Superior Labral Anterior to Posterior Tear (SLAP TEAR)
and Bankart Labral Tear
What is a labral tear?
When you think of the shoulder joint- think of a golf ball(the ball aspect of the shoulder) on the tee (the glenoid of the shoulder blade). The labrum would be if you cauked around the tee- the result would be increase in stability so that the ball could rest more easily on the tee. The labrum is the same support for the shoulder. When there is increase in fraying or a tear at the labrum, the result is pain, instability, and sometimes dislocation.
Tears usually are a result of two mechanims: traumatic versus non-traumatic. Traumatic are tears that usually are a result of significant injury in sports or a fall. Non-traumatic are tears that are a result of overuse and/or decrease in strength of rotator cuff or scapular stabilizers.
Labral tears are usually classified as Bankart or SLAP (Superior Labrum Anterior or Posterior). Bankart usually occur at the front of the shoulder and reverse bankart occur at the backside of the shoulder. SLAP tears usually involve biceps and occur at the top of the shoulder/labrum.
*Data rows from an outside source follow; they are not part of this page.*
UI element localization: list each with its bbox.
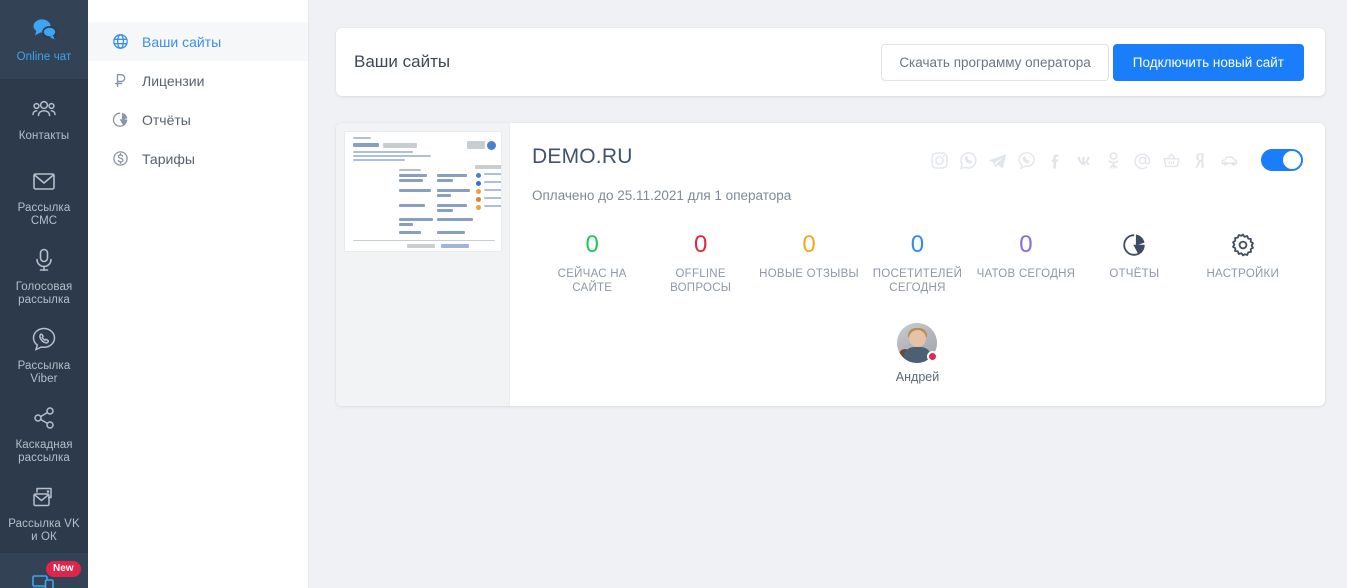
sidebar-item-label: Ваши сайты bbox=[142, 33, 222, 50]
avatar bbox=[897, 323, 939, 363]
site-enabled-toggle[interactable] bbox=[1261, 149, 1303, 171]
facebook-icon[interactable] bbox=[1046, 151, 1065, 170]
stat-now-on-site: 0 Сейчас на сайте bbox=[538, 231, 646, 295]
site-thumbnail[interactable] bbox=[336, 123, 510, 406]
nav-label: Контакты bbox=[18, 129, 70, 142]
stat-offline-questions: 0 Offline вопросы bbox=[646, 231, 754, 295]
nav-label: Рассылка Viber bbox=[17, 360, 71, 385]
stat-visitors-today: 0 Посетителей сегодня bbox=[863, 231, 971, 295]
nav-item-call-password[interactable]: New Call Password bbox=[0, 553, 88, 588]
nav-label: Каскадная рассылка bbox=[15, 439, 73, 464]
sidebar-item-tariffs[interactable]: Тарифы bbox=[88, 139, 308, 178]
toggle-knob bbox=[1283, 151, 1301, 169]
main-content: Ваши сайты Скачать программу оператора П… bbox=[308, 0, 1347, 588]
new-badge: New bbox=[46, 561, 81, 577]
site-details: DEMO.RU Оплачено до 25.11.2021 для 1 опе… bbox=[510, 123, 1325, 406]
nav-item-voice[interactable]: Голосовая рассылка bbox=[0, 237, 88, 316]
site-card: DEMO.RU Оплачено до 25.11.2021 для 1 опе… bbox=[336, 123, 1325, 406]
globe-icon bbox=[112, 33, 129, 50]
dollar-circle-icon bbox=[112, 150, 129, 167]
sidebar-item-label: Тарифы bbox=[142, 150, 195, 167]
sidebar-item-reports[interactable]: Отчёты bbox=[88, 100, 308, 139]
microphone-icon bbox=[30, 246, 58, 274]
mail-stack-icon bbox=[30, 483, 58, 511]
page-header-panel: Ваши сайты Скачать программу оператора П… bbox=[336, 28, 1325, 96]
avito-basket-icon[interactable] bbox=[1162, 151, 1181, 170]
gear-icon bbox=[1230, 231, 1256, 259]
site-paid-until: Оплачено до 25.11.2021 для 1 оператора bbox=[532, 188, 792, 203]
page-title: Ваши сайты bbox=[354, 52, 451, 71]
stat-value: 0 bbox=[910, 231, 925, 258]
site-reports-action[interactable]: Отчёты bbox=[1080, 231, 1188, 295]
stat-label: Посетителей сегодня bbox=[872, 268, 963, 294]
social-channels-row bbox=[930, 145, 1303, 171]
status-badge bbox=[927, 351, 939, 362]
instagram-icon[interactable] bbox=[930, 151, 949, 170]
nav-item-cascade[interactable]: Каскадная рассылка bbox=[0, 395, 88, 474]
site-settings-action[interactable]: Настройки bbox=[1189, 231, 1297, 295]
sidebar-item-label: Отчёты bbox=[142, 111, 191, 128]
stat-label: Новые отзывы bbox=[759, 268, 859, 280]
stat-label: Настройки bbox=[1206, 268, 1279, 280]
stat-new-reviews: 0 Новые отзывы bbox=[755, 231, 863, 295]
sidebar-item-label: Лицензии bbox=[142, 72, 205, 89]
site-stats-row: 0 Сейчас на сайте 0 Offline вопросы 0 Но… bbox=[532, 231, 1303, 295]
nav-label: Online чат bbox=[16, 50, 72, 63]
connect-new-site-button[interactable]: Подключить новый сайт bbox=[1112, 43, 1304, 81]
header-actions: Скачать программу оператора Подключить н… bbox=[881, 43, 1304, 81]
contacts-icon bbox=[30, 95, 58, 123]
download-operator-app-button[interactable]: Скачать программу оператора bbox=[881, 43, 1109, 81]
email-at-icon[interactable] bbox=[1133, 151, 1152, 170]
stat-label: Offline вопросы bbox=[670, 268, 732, 294]
nav-label: Рассылка СМС bbox=[17, 202, 71, 227]
odnoklassniki-icon[interactable] bbox=[1104, 151, 1123, 170]
yandex-icon[interactable] bbox=[1191, 151, 1210, 170]
ruble-icon bbox=[112, 72, 129, 89]
stat-label: Отчёты bbox=[1109, 268, 1160, 280]
operator-item[interactable]: Андрей bbox=[896, 323, 939, 384]
envelope-icon bbox=[30, 167, 58, 195]
secondary-sidebar: Ваши сайты Лицензии Отчёты Тарифы bbox=[88, 0, 308, 588]
share-nodes-icon bbox=[30, 404, 58, 432]
stat-value: 0 bbox=[585, 231, 599, 258]
viber-icon[interactable] bbox=[1017, 151, 1036, 170]
sidebar-item-licenses[interactable]: Лицензии bbox=[88, 61, 308, 100]
operators-row: Андрей bbox=[532, 323, 1303, 384]
stat-chats-today: 0 Чатов сегодня bbox=[972, 231, 1080, 295]
stat-label: Сейчас на сайте bbox=[557, 268, 627, 294]
site-info-block: DEMO.RU Оплачено до 25.11.2021 для 1 опе… bbox=[532, 145, 791, 203]
pie-chart-icon bbox=[1121, 231, 1147, 259]
sidebar-item-your-sites[interactable]: Ваши сайты bbox=[88, 22, 308, 61]
telegram-icon[interactable] bbox=[988, 151, 1007, 170]
nav-item-vk-ok[interactable]: Рассылка VK и ОК bbox=[0, 474, 88, 553]
operator-name: Андрей bbox=[895, 370, 940, 384]
pie-chart-icon bbox=[112, 111, 129, 128]
site-header-row: DEMO.RU Оплачено до 25.11.2021 для 1 опе… bbox=[532, 145, 1303, 203]
chat-bubbles-icon bbox=[30, 16, 58, 44]
site-name: DEMO.RU bbox=[532, 145, 633, 168]
stat-value: 0 bbox=[802, 231, 816, 258]
nav-label: Голосовая рассылка bbox=[15, 281, 73, 306]
nav-item-sms[interactable]: Рассылка СМС bbox=[0, 158, 88, 237]
app-root: Online чат Контакты Рассылка СМС Голосов… bbox=[0, 0, 1347, 588]
nav-label: Рассылка VK и ОК bbox=[8, 518, 80, 543]
whatsapp-icon[interactable] bbox=[959, 151, 978, 170]
stat-value: 0 bbox=[1019, 231, 1033, 258]
auto-car-icon[interactable] bbox=[1220, 151, 1239, 170]
nav-item-viber[interactable]: Рассылка Viber bbox=[0, 316, 88, 395]
stat-label: Чатов сегодня bbox=[976, 268, 1076, 280]
vk-icon[interactable] bbox=[1075, 151, 1094, 170]
viber-icon bbox=[30, 325, 58, 353]
stat-value: 0 bbox=[693, 231, 708, 258]
nav-item-contacts[interactable]: Контакты bbox=[0, 79, 88, 158]
site-preview-image bbox=[344, 131, 502, 252]
nav-item-online-chat[interactable]: Online чат bbox=[0, 0, 88, 79]
primary-sidebar: Online чат Контакты Рассылка СМС Голосов… bbox=[0, 0, 88, 588]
What are symptoms of a labral tear?
- Pain on top of shoulder
- Sense of instability or being nervous in certain positions
- Different noises including popping, clicking, snapping.
- Feeling like your shoulder is dislocating or may popout.
How can physical therapy help?
When a labral tear does not result in gross instability of the shoulder, physical therapy is often the main treatment. The physical therapist will help you avoid positions that stress the tear and increase your risk for instability, subluxation, or dislocation. They will also strengthening of the rotator cuff in order to stabilize the shoulder joint, as well as, address posture and postural muscle to address any asymmetries that may further irritate the labrum. Additionally, a physical theapist may perform stretching, soft tissue work, and different technique to normalize the shoulder joint and to decrease pain.